China-Fan Hans Gottlieb hat sich einen alten Jugendtraum erfüllt und in Beijing ein traditionelles chinesisches Hofhaus gekauft. Der Deutsche liegt damit voll im Trend: Seit sich der chinesische Immobilienmarkt zunehmend für Ausländer öffnet, entdecken viele Westler den heimeligen Charme der denkmalgeschützten Hofhäuser für sich. Für Ausländer gilt es beim Kauf einer eigenen Immobilie in China allerdings einiges zu beachten.
Als sich Marketing-Experte Hans Gottlieb entschied, der Arbeit wegen von Hamburg nach Beijing umzusiedeln, erfüllte sich der Deutsche einen seiner größten Träume gleich mit. Für den Chinafan der ersten Stunde war klar: Wenn der Umzug nach Beijing von Dauer sein sollte, dann stand früher oder später auch der Kauf einer eigenen Immobilie zur Debatte.

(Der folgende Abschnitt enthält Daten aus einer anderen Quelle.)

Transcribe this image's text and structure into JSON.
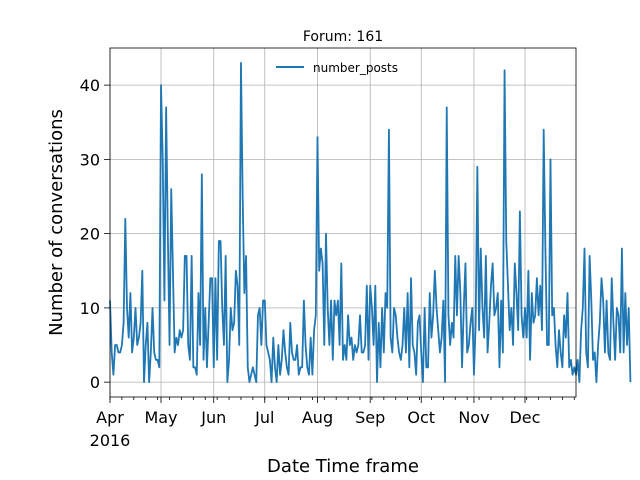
{
  "chart_data": {
    "type": "line",
    "title": "Forum: 161",
    "xlabel": "Date Time frame",
    "ylabel": "Number of conversations",
    "year_label": "2016",
    "x_range": [
      "2016-04-01",
      "2016-12-31"
    ],
    "ylim": [
      -2,
      45
    ],
    "yticks": [
      0,
      10,
      20,
      30,
      40
    ],
    "xticks": [
      {
        "date": "2016-04-01",
        "label": "Apr"
      },
      {
        "date": "2016-05-01",
        "label": "May"
      },
      {
        "date": "2016-06-01",
        "label": "Jun"
      },
      {
        "date": "2016-07-01",
        "label": "Jul"
      },
      {
        "date": "2016-08-01",
        "label": "Aug"
      },
      {
        "date": "2016-09-01",
        "label": "Sep"
      },
      {
        "date": "2016-10-01",
        "label": "Oct"
      },
      {
        "date": "2016-11-01",
        "label": "Nov"
      },
      {
        "date": "2016-12-01",
        "label": "Dec"
      }
    ],
    "grid": true,
    "legend_position": "top-center",
    "series": [
      {
        "name": "number_posts",
        "color": "#1f77b4",
        "start_date": "2016-04-01",
        "values": [
          11,
          4,
          1,
          5,
          5,
          4,
          4,
          5,
          8,
          22,
          10,
          6,
          12,
          4,
          6,
          10,
          5,
          6,
          8,
          15,
          0,
          5,
          8,
          0,
          4,
          10,
          4,
          3,
          3,
          2,
          40,
          30,
          11,
          37,
          20,
          5,
          26,
          15,
          4,
          6,
          5,
          7,
          6,
          7,
          17,
          17,
          5,
          3,
          17,
          2,
          2,
          1,
          12,
          5,
          28,
          3,
          10,
          2,
          8,
          14,
          14,
          2,
          14,
          3,
          19,
          19,
          10,
          5,
          17,
          0,
          3,
          10,
          7,
          8,
          15,
          13,
          5,
          43,
          25,
          12,
          17,
          2,
          0,
          1,
          2,
          1,
          0,
          9,
          10,
          5,
          11,
          11,
          5,
          4,
          3,
          0,
          6,
          2,
          0,
          5,
          1,
          3,
          7,
          4,
          2,
          1,
          8,
          4,
          3,
          3,
          5,
          1,
          2,
          2,
          11,
          5,
          2,
          1,
          6,
          1,
          7,
          9,
          33,
          15,
          18,
          16,
          5,
          20,
          10,
          5,
          11,
          3,
          11,
          9,
          11,
          5,
          16,
          3,
          5,
          3,
          9,
          5,
          6,
          3,
          5,
          4,
          5,
          9,
          4,
          4,
          5,
          13,
          3,
          13,
          10,
          5,
          13,
          0,
          8,
          2,
          10,
          4,
          12,
          10,
          34,
          6,
          4,
          10,
          9,
          6,
          4,
          3,
          5,
          10,
          4,
          12,
          2,
          14,
          5,
          4,
          1,
          8,
          9,
          4,
          0,
          10,
          2,
          2,
          12,
          6,
          9,
          15,
          10,
          7,
          4,
          6,
          11,
          0,
          37,
          9,
          5,
          8,
          6,
          17,
          9,
          17,
          12,
          2,
          10,
          16,
          4,
          5,
          8,
          10,
          1,
          8,
          29,
          7,
          18,
          10,
          6,
          17,
          4,
          8,
          13,
          16,
          9,
          10,
          12,
          2,
          11,
          4,
          42,
          19,
          13,
          7,
          10,
          5,
          16,
          12,
          7,
          23,
          9,
          6,
          10,
          6,
          15,
          3,
          12,
          8,
          9,
          14,
          9,
          13,
          7,
          34,
          18,
          5,
          5,
          30,
          9,
          10,
          5,
          2,
          7,
          4,
          2,
          9,
          6,
          12,
          2,
          3,
          1,
          2,
          1,
          3,
          0,
          7,
          10,
          18,
          4,
          2,
          17,
          11,
          3,
          4,
          0,
          5,
          8,
          14,
          11,
          4,
          11,
          4,
          3,
          14,
          8,
          3,
          10,
          9,
          4,
          18,
          4,
          12,
          5,
          10,
          0
        ]
      }
    ]
  }
}
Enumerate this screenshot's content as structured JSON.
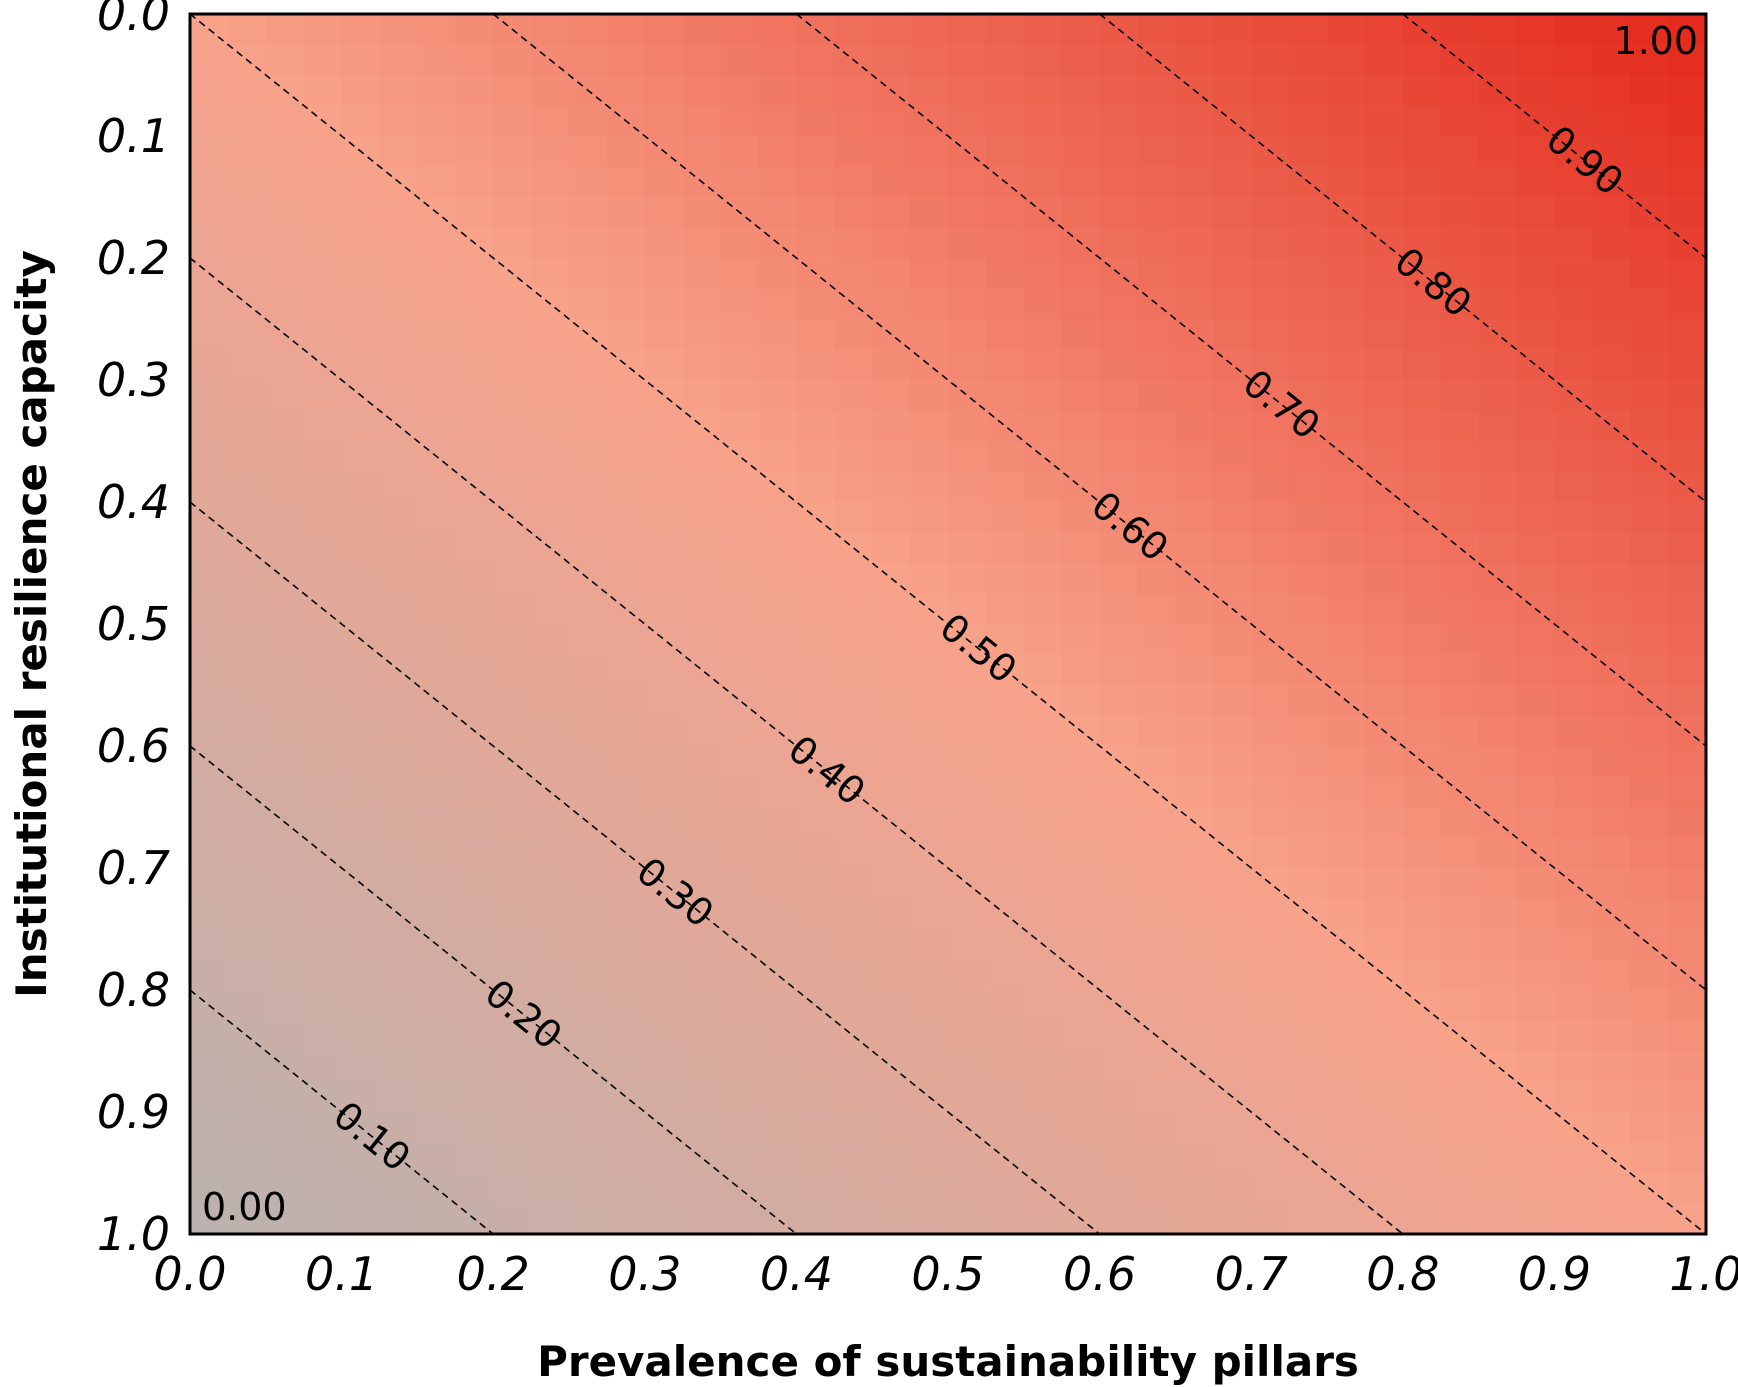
{
  "chart_data": {
    "type": "heatmap",
    "title": "",
    "xlabel": "Prevalence of sustainability pillars",
    "ylabel": "Institutional resilience capacity",
    "xlim": [
      0.0,
      1.0
    ],
    "ylim": [
      0.0,
      1.0
    ],
    "y_axis_inverted": true,
    "x_ticks": [
      "0.0",
      "0.1",
      "0.2",
      "0.3",
      "0.4",
      "0.5",
      "0.6",
      "0.7",
      "0.8",
      "0.9",
      "1.0"
    ],
    "y_ticks": [
      "0.0",
      "0.1",
      "0.2",
      "0.3",
      "0.4",
      "0.5",
      "0.6",
      "0.7",
      "0.8",
      "0.9",
      "1.0"
    ],
    "surface": "z = (x + (1 - y)) / 2",
    "colormap": {
      "low": "#bab2b0",
      "mid": "#f8a28a",
      "high": "#e3281a"
    },
    "grid": false,
    "contour_levels": [
      {
        "value": 0.1,
        "label": "0.10",
        "label_x": 0.12
      },
      {
        "value": 0.2,
        "label": "0.20",
        "label_x": 0.22
      },
      {
        "value": 0.3,
        "label": "0.30",
        "label_x": 0.32
      },
      {
        "value": 0.4,
        "label": "0.40",
        "label_x": 0.42
      },
      {
        "value": 0.5,
        "label": "0.50",
        "label_x": 0.52
      },
      {
        "value": 0.6,
        "label": "0.60",
        "label_x": 0.62
      },
      {
        "value": 0.7,
        "label": "0.70",
        "label_x": 0.72
      },
      {
        "value": 0.8,
        "label": "0.80",
        "label_x": 0.82
      },
      {
        "value": 0.9,
        "label": "0.90",
        "label_x": 0.92
      }
    ],
    "corner_labels": [
      {
        "text": "0.00",
        "x": 0.0,
        "y": 1.0
      },
      {
        "text": "1.00",
        "x": 1.0,
        "y": 0.0
      }
    ]
  }
}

„Zu dem Zeitpunkt hatte ich schon so viele Geschichten von Ausländern gehört, die beim Versuch in China eine Immobilie zu kaufen, auf Schwierigkeiten gestoßen sind. Von daher schreckte mich anfangs allein der Gedanke daran ab", erinnert sich Gottlieb. Aber einfach in ein von seinem neuen Arbeitgeber vermitteltes Apartment in einem der modernen Hochhaustürme im zentralen Geschäftsbezirk im Osten der Metropole zu ziehen, das kam für den Werbefachmann nicht in Frage.
„Schon bei meinem ersten Chinabesuch war ich fasziniert von den Beijinger Siheyuans, Anwesen mit ebenerdigen Häusern um einen viereckigen Hof. Für mich war klar: Wenn ich meinen Chinatraum wahr machen wollte, dann musste ich eines dieser Hofhäuser kaufen und zu meinem neuen Zuhause machen."
Und der Deutsche ließ seinen Traum Realität werden: Mit seiner jungen Familie im Schlepptau ist Gottlieb heute stolzer Besitzer eines Siheyuans im Beijinger Stadtbezirk Dongcheng. Ganz billig kam den Marketingfachmann das ganze jedoch nicht: fast 9 Millionen Yuan (rund 977 000 Euro) blätterte er für sein neues Traumhaus hin.
Der Charme traditioneller Hofhäuser
Die Siheyuans (wörtlich: „Anwesen mit ebenerdigen Häusern um einen viereckigen Hof") sind sicherlich eines der eigentümlichsten Merkmale chinesischen Städtebaus und nahezu im ganzen Land anzutreffen. Vor allem Beijing ist berühmt für seine historischen Hofhausviertel. Noch immer entscheiden sich viele Einwohner jeglicher Couleur quer durch alle Berufsgruppen und Einkommensschichten für ein Leben in einem der traditionellen Hofhäuser, die meist in kleinen, verwinkelten Seitengassen in einem der zahlreichen Hutongviertel versteckt liegen. Die alten Gebäude, die noch immer den romantischen Zauber des historischen Beijings atmen, sind heute längst auch zu einer lukrativen Einnahmequelle für die boomende Immobilienbranche der Stadt geworden. Vor allem ausländische Kunden schätzen das romantische Lebensgefühl, das die traditionellen Gemäuer vermitteln.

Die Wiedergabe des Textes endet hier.